Anhang für das Geschäftsjahr 2023

Bilanzierungs- und Bewertungsmethoden

Im Einzelnen werden folgende Grundsätze angewendet:

Anlagevermögen

Immaterielle Vermögensgegenstände

Erworbene immaterielle Vermögensgegenstände sind zu Anschaffungskosten bilanziert und werden entsprechend ihrer Nutzungsdauer um planmäßige Abschreibungen vermindert.

Der entgeltlich erworbene Kundenstamm wird entsprechend der erwarteten Laufzeit der Geschäftsbeziehungen über 15 Jahre planmäßig abgeschrieben.

Sachanlagevermögen

Sachanlagen werden zu Anschaffungskosten und sofern abnutzbar abzüglich planmäßiger Abschreibungen angesetzt. Die Anlagegüter werden über die voraussichtliche Nutzungsdauer von 3 bis 15 Jahren linear abgeschrieben.

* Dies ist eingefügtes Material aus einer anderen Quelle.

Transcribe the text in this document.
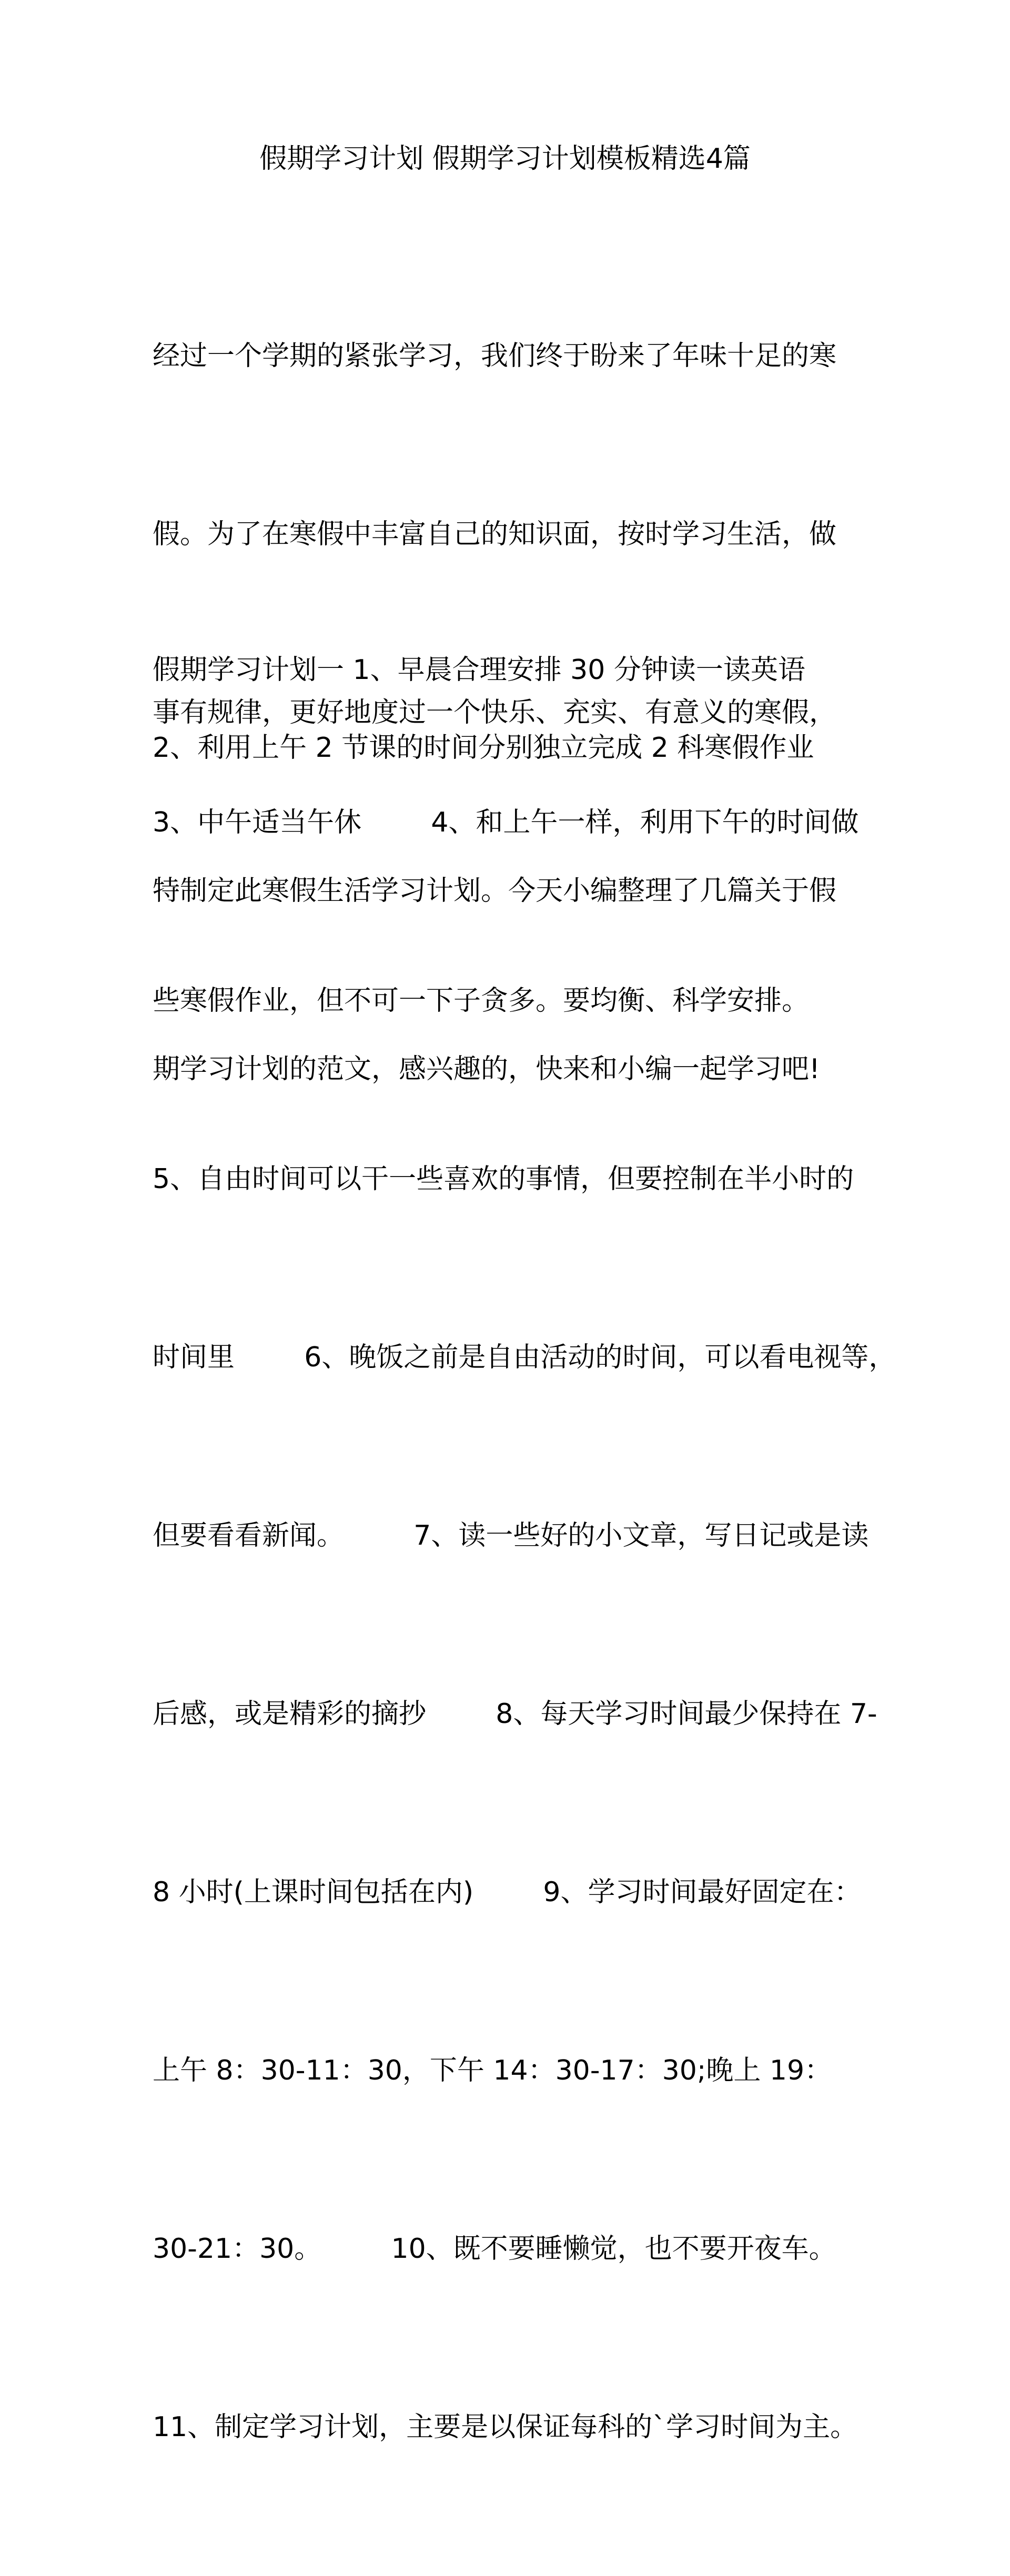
假期学习计划 假期学习计划模板精选4篇

经过一个学期的紧张学习，我们终于盼来了年味十足的寒

假。为了在寒假中丰富自己的知识面，按时学习生活，做

事有规律，更好地度过一个快乐、充实、有意义的寒假，

特制定此寒假生活学习计划。今天小编整理了几篇关于假

期学习计划的范文，感兴趣的，快来和小编一起学习吧!

假期学习计划一 1、早晨合理安排 30 分钟读一读英语

2、利用上午 2 节课的时间分别独立完成 2 科寒假作业

3、中午适当午休        4、和上午一样，利用下午的时间做

些寒假作业，但不可一下子贪多。要均衡、科学安排。

5、自由时间可以干一些喜欢的事情，但要控制在半小时的

时间里        6、晚饭之前是自由活动的时间，可以看电视等，

但要看看新闻。        7、读一些好的小文章，写日记或是读

后感，或是精彩的摘抄        8、每天学习时间最少保持在 7-

8 小时(上课时间包括在内)        9、学习时间最好固定在：

上午 8：30-11：30，下午 14：30-17：30;晚上 19：

30-21：30。        10、既不要睡懒觉，也不要开夜车。

11、制定学习计划，主要是以保证每科的`学习时间为主。
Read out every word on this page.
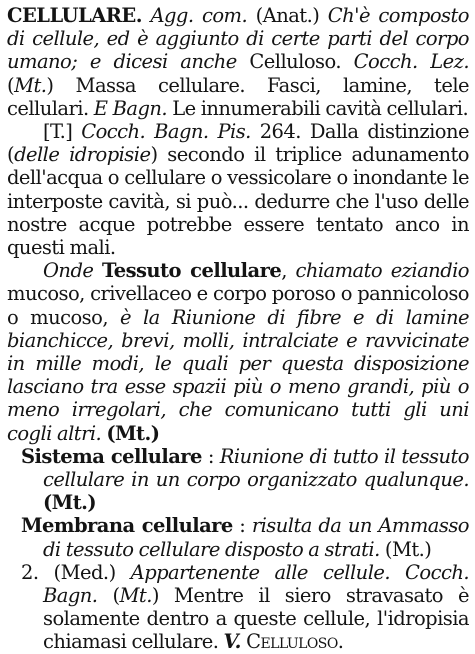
CELLULARE. Agg. com. (Anat.) Ch'è composto di cellule, ed è aggiunto di certe parti del corpo umano; e dicesi anche Celluloso. Cocch. Lez. (Mt.) Massa cellulare. Fasci, lamine, tele cellulari. E Bagn. Le innumerabili cavità cellulari.

[T.] Cocch. Bagn. Pis. 264. Dalla distinzione (delle idropisie) secondo il triplice adunamento dell'acqua o cellulare o vessicolare o inondante le interposte cavità, si può... dedurre che l'uso delle nostre acque potrebbe essere tentato anco in questi mali.

Onde Tessuto cellulare, chiamato eziandio mucoso, crivellaceo e corpo poroso o pannicoloso o mucoso, è la Riunione di fibre e di lamine bianchicce, brevi, molli, intralciate e ravvicinate in mille modi, le quali per questa disposizione lasciano tra esse spazii più o meno grandi, più o meno irregolari, che comunicano tutti gli uni cogli altri. (Mt.)

Sistema cellulare : Riunione di tutto il tessuto cellulare in un corpo organizzato qualunque. (Mt.)

Membrana cellulare : risulta da un Ammasso di tessuto cellulare disposto a strati. (Mt.)

2. (Med.) Appartenente alle cellule. Cocch. Bagn. (Mt.) Mentre il siero stravasato è solamente dentro a queste cellule, l'idropisia chiamasi cellulare. V. Celluloso.
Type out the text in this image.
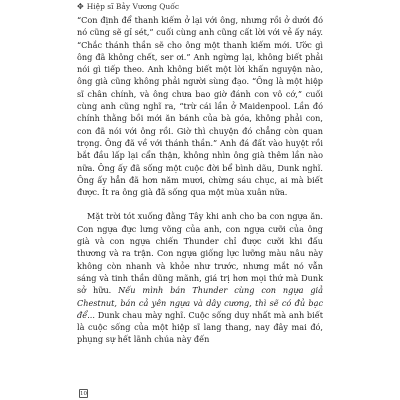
✥ Hiệp sĩ Bảy Vương Quốc

“Con định để thanh kiếm ở lại với ông, nhưng rồi ở dưới đó nó cũng sẽ gỉ sét,” cuối cùng anh cũng cất lời với vẻ ấy náy. “Chắc thánh thần sẽ cho ông một thanh kiếm mới. Ước gì ông đã không chết, ser ơi.” Anh ngừng lại, không biết phải nói gì tiếp theo. Anh không biết một lời khấn nguyện nào, ông già cũng không phải người sùng đạo. “Ông là một hiệp sĩ chân chính, và ông chưa bao giờ đánh con vô cớ,” cuối cùng anh cũng nghĩ ra, “trừ cái lần ở Maidenpool. Lần đó chính thằng bồi mới ăn bánh của bà góa, không phải con, con đã nói với ông rồi. Giờ thì chuyện đó chẳng còn quan trọng. Ông đã về với thánh thần.” Anh đá đất vào huyệt rồi bắt đầu lấp lại cẩn thận, không nhìn ông già thêm lần nào nữa. Ông ấy đã sống một cuộc đời bể bình dãu, Dunk nghĩ. Ông ấy hẳn đã hơn năm mươi, chừng sáu chục, ai mà biết được. Ít ra ông già đã sống qua một mùa xuân nữa.

Mặt trời tót xuống đằng Tây khi anh cho ba con ngựa ăn. Con ngựa đực lưng võng của anh, con ngựa cưỡi của ông già và con ngựa chiến Thunder chỉ được cưỡi khi đấu thương và ra trận. Con ngựa giống lực lưỡng màu nâu này không còn nhanh và khỏe như trước, nhưng mắt nó vẫn sáng và tinh thần dũng mãnh, giá trị hơn mọi thứ mà Dunk sở hữu. Nếu mình bán Thunder cùng con ngựa giả Chestnut, bán cả yên ngựa và dây cương, thì sẽ có đủ bạc để... Dunk chau mày nghĩ. Cuộc sống duy nhất mà anh biết là cuộc sống của một hiệp sĩ lang thang, nay đây mai đó, phụng sự hết lãnh chúa này đến

10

Anschaffungs- oder Herstellungskosten von abnutzbaren beweglichen Wirtschaftsgütern des Anlagevermögens, die einer selbständigen Nutzung fähig sind, werden im Wirtschaftsjahr der Anschaffung, Herstellung oder Einlage in voller Höhe als Betriebsausgaben erfasst, wenn die Anschaffungs- oder Herstellungskosten, vermindert um einen darin enthaltenen Vorsteuerbetrag, für das einzelne Wirtschaftsgut 250 EUR nicht übersteigen. Für geringwertige Wirtschaftsgüter, deren Anschaffungs- oder Herstellungskosten, vermindert um einen darin enthaltenen Vorsteuerbetrag, mehr als 250 EUR und bis zu 1.000 EUR betragen, wird ein jährlicher Sammelposten gebildet. Der jährliche Sammelposten wird über fünf Jahre gewinnmindernd aufgelöst. Scheidet ein Wirtschaftsgut vorzeitig aus dem Betriebsvermögen aus, wird der Sammelposten nicht vermindert.

Soweit die nach den vorstehenden Grundsätzen ermittelten Werte der Gegenstände des Anlagevermögens über dem Wert liegen, der ihnen am Abschlussstichtag beizulegen ist, wird diesem Sachverhalt durch außerplanmäßige Abschreibungen Rechnung getragen.

Umlaufvermögen

Vorräte

Waren werden zu Anschaffungskosten oder mit dem niedrigeren Marktwert angesetzt. Die Ermittlung der Anschaffungskosten erfolgt zu Durchschnittspreisen.

Für überalterte und ungängige Vorräte werden ausreichende Wertabschläge vorgenommen.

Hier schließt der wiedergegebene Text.